Except as otherwise provided in this chapter, notice of all meetings of shareholders shall be given to every holder of shares entitled to vote, unless:
(1) the meeting is an adjourned meeting to be held not more than 120 days after the date fixed for the original meeting and the date, time, and place of the meeting were announced at the time of the original meeting or any adjournment of the original meeting; or
(2) the following have been mailed by first class mail to a shareholder at the address in the corporate records and returned undeliverable:
(i) two consecutive regular meeting notices and notices of any special meetings held during the period between the two regular meetings; or
(ii) all payments of dividends sent during a 12-month period, provided there are at least two sent during the 12-month period.
If notice of an adjourned meeting is required under clause (1), then the date for determination of shares entitled to notice of and entitled to vote at the adjourned meeting must comply with section 302A.445, subdivision 1, except that if the date of the meeting is set by court order, the court may provide that the original date of determination will continue in effect or may fix a new date.
An action or meeting that is taken or held without notice under clause (2) has the same force and effect as if notice was given. If the shareholder delivers a written notice of the shareholder's current address to the corporation, the notice requirement is reinstated.
In all instances where a specific minimum notice period has not otherwise been fixed by law, the notice shall be given at least ten days before the date of the meeting, or a shorter time provided in the articles or bylaws, and not more than 60 days before the date of the meeting.
The notice shall contain the date, time, and place of the meeting, the information with respect to dissenters' rights required by section 302A.473, subdivision 2, if applicable, and any other information required by this chapter. In the case of a special meeting, the notice shall contain a statement of the purposes of the meeting. The notice may also contain any other information required by the articles or bylaws or deemed necessary or desirable by the board or by any other person or persons calling the meeting.

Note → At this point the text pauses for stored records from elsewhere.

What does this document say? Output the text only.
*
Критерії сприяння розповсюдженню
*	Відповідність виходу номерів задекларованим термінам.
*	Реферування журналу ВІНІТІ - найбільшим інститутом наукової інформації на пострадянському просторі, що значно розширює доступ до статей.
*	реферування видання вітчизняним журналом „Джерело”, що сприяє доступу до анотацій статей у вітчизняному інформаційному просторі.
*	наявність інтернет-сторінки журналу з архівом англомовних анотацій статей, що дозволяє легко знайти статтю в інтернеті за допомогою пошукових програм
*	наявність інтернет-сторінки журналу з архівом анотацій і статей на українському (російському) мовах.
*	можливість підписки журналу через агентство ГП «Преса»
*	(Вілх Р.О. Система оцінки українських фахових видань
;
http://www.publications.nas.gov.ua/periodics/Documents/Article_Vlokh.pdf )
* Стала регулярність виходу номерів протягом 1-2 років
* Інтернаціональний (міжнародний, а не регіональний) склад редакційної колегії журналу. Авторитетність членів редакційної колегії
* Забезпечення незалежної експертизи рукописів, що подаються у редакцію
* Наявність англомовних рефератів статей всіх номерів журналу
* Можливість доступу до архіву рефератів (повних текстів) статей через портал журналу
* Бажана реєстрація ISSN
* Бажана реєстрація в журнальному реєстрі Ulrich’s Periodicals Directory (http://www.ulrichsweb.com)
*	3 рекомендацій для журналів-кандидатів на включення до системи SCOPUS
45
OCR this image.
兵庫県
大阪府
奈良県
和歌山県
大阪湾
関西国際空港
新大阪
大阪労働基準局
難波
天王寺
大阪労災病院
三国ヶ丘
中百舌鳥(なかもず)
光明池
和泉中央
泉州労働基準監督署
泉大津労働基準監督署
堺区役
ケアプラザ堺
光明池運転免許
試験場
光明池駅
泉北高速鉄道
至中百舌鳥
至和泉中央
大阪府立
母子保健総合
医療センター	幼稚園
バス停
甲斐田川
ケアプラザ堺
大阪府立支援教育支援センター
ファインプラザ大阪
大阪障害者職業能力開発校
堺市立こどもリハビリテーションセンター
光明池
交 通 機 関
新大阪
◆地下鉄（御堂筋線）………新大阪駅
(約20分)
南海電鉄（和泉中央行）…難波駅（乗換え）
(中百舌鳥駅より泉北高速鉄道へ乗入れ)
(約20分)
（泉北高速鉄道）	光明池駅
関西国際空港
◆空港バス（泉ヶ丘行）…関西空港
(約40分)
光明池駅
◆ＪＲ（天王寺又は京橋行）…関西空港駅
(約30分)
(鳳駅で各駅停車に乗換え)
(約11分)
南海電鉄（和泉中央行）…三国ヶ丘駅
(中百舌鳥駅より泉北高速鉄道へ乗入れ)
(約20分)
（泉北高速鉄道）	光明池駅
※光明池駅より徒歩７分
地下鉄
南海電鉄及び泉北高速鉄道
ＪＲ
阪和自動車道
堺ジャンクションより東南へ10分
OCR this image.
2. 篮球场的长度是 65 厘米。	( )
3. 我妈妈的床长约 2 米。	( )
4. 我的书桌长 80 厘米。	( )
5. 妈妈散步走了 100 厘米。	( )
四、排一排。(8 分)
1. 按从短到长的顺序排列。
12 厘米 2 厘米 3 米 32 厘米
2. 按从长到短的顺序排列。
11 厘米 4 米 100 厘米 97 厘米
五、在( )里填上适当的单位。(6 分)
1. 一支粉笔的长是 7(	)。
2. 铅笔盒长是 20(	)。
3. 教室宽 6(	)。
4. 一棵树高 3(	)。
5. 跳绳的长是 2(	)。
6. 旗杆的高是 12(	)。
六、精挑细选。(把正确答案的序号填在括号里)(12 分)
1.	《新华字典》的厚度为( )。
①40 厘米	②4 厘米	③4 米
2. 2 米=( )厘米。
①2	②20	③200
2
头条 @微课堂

A shareholder may waive notice of a meeting of shareholders. A waiver of notice by a shareholder entitled to notice is effective whether given before, at, or after the meeting, and whether given in writing, orally, or by attendance. Attendance by a shareholder at a meeting is a waiver of notice of that meeting, except where the shareholder objects at the beginning of the meeting to the transaction of business because the meeting is not lawfully called or convened, or objects before a vote on an item of business because the item may not lawfully be considered at that meeting and does not participate in the consideration of the item at that meeting.